Later, my dad picks us up from Nonna’s and Zia Teresa’s and takes us home for the afternoon. We lie on their bed, and my mum is holding on to us so tight that I can’t breathe. She holds us and she’s crying and she says, “I’m sorry, I’m sorry, I’m sorry,” over and over again until I can’t bear the sound of those words.

And I want to tell her everything. About Thomas Mackee the slob and Tara Finke the fanatic and Justine Kalinsky the loser and Siobhan Sullivan the slut. And I want to tell her about William Trombal and how my heart beat fast when he looked at me, but more than anything, I want to say to her that I’ve forgotten my name and the sound of my voice and that she can’t spend our whole lives being so vocal and then shut down this way. If I had to work out the person I speak to the most in a day, it’s Mia, and that’s what I’m missing.

My nonna comes in, and I feel her gently pull the skirt of my school uniform down over my thighs because my underpants are showing. I bury my face in my mum’s neck and I inhale her scent as they pull me gently away from her. I inhale it with all my might so I can implant it in my mind.

Because I need it to be my badge.

chapter 10

IN HISTORY CLASS,
I’m sandwiched between Thomas Mackee and Justine Kalinsky. None of his friends are in this class, so he doesn’t feel the need to be Neanderthal man, although our history teacher has explained that Neanderthal man was very misunderstood and not the boofhead he was reputed to be. As usual, Thomas Mackee is making those frustrated grunting noises that have nothing to do with the Franco-Prussian War. He does what he always does in his spare time. He tries to decipher musical notes from some tabular form. Thomas Mackee has a passionate need to be in a punk band, but from the looks of things he learned music by ear, and now, for some reason, he has to know how to read it. When I can stand it no longer, I grab the book and sheet in front of him and pass them to Justine Kalinsky so quickly that they are undetected by the teacher and Thomas Mackee can’t get to them.

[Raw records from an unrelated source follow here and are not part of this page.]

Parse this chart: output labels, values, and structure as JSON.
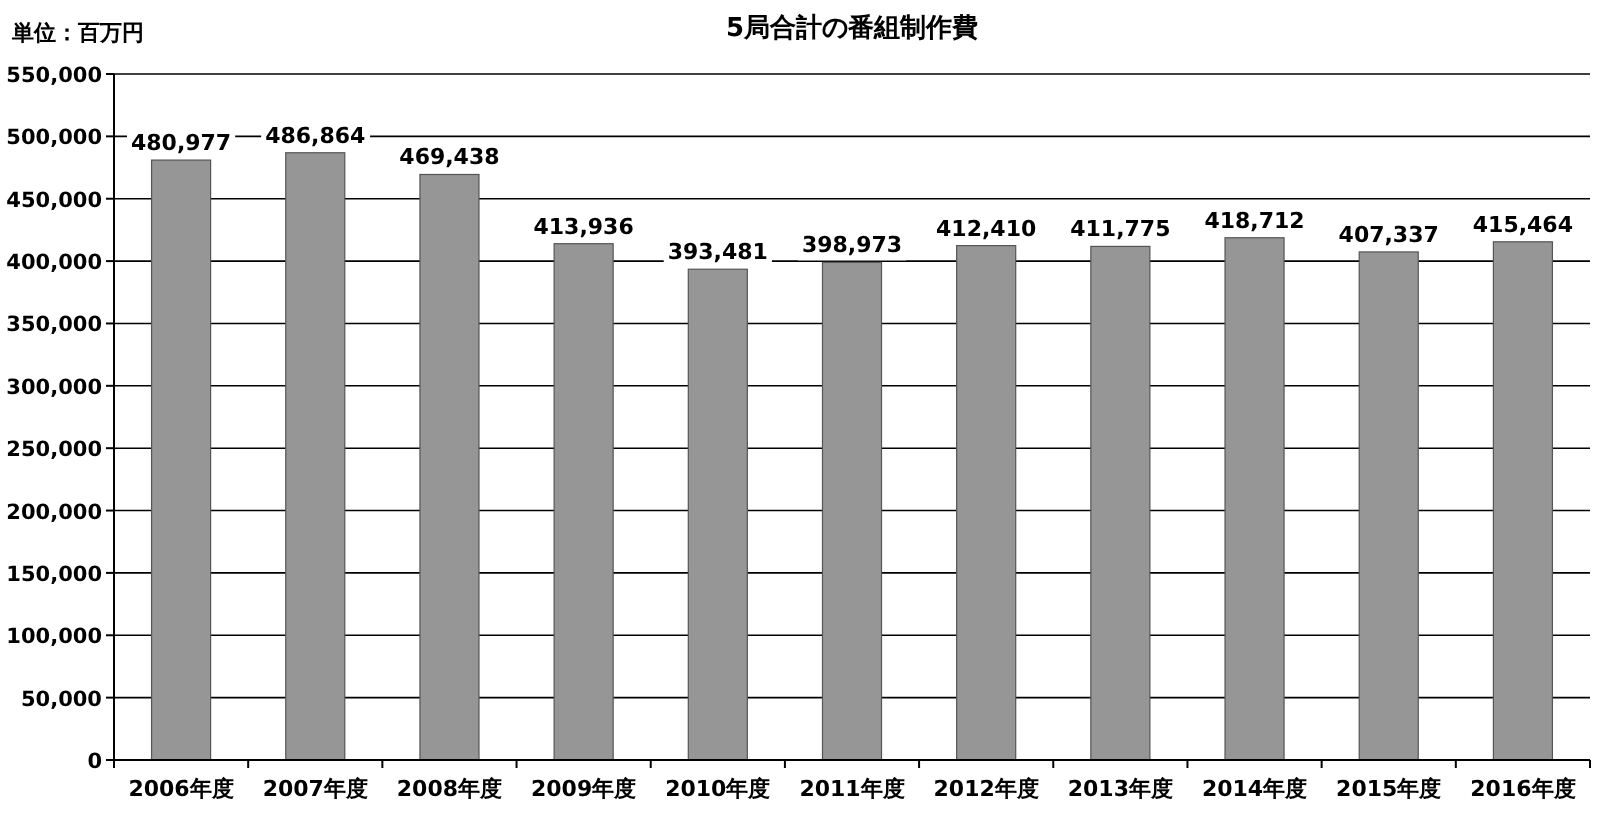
{
  "chart_data": {
    "type": "bar",
    "title": "5局合計の番組制作費",
    "annotations": [
      "単位：百万円"
    ],
    "categories": [
      "2006年度",
      "2007年度",
      "2008年度",
      "2009年度",
      "2010年度",
      "2011年度",
      "2012年度",
      "2013年度",
      "2014年度",
      "2015年度",
      "2016年度"
    ],
    "values": [
      480977,
      486864,
      469438,
      413936,
      393481,
      398973,
      412410,
      411775,
      418712,
      407337,
      415464
    ],
    "value_labels": [
      "480,977",
      "486,864",
      "469,438",
      "413,936",
      "393,481",
      "398,973",
      "412,410",
      "411,775",
      "418,712",
      "407,337",
      "415,464"
    ],
    "color": "#969696",
    "ylim": [
      0,
      550000
    ],
    "yticks": [
      {
        "value": 0,
        "label": "0"
      },
      {
        "value": 50000,
        "label": "50,000"
      },
      {
        "value": 100000,
        "label": "100,000"
      },
      {
        "value": 150000,
        "label": "150,000"
      },
      {
        "value": 200000,
        "label": "200,000"
      },
      {
        "value": 250000,
        "label": "250,000"
      },
      {
        "value": 300000,
        "label": "300,000"
      },
      {
        "value": 350000,
        "label": "350,000"
      },
      {
        "value": 400000,
        "label": "400,000"
      },
      {
        "value": 450000,
        "label": "450,000"
      },
      {
        "value": 500000,
        "label": "500,000"
      },
      {
        "value": 550000,
        "label": "550,000"
      }
    ],
    "grid": "y"
  }
}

It takes Justine Kalinsky ten minutes to decipher the notes. She’s like this music genius. I hand the music back to him, and he makes one of those grunts that Cheetah makes in Tarzan movies when Tarzan explains something important to him. A kind of “huh” and “oh yeah” mixed into one.

I look at him. “Would you like me to introduce you to her? Her name’s dumb bitch.”

“Why don’t you just take a Midol,” he snarls.

I ignore him, and as we pack up he grunts a thanks to Justine, who glances at me, distressed.

“This doesn’t mean we have to be his friend, does it?”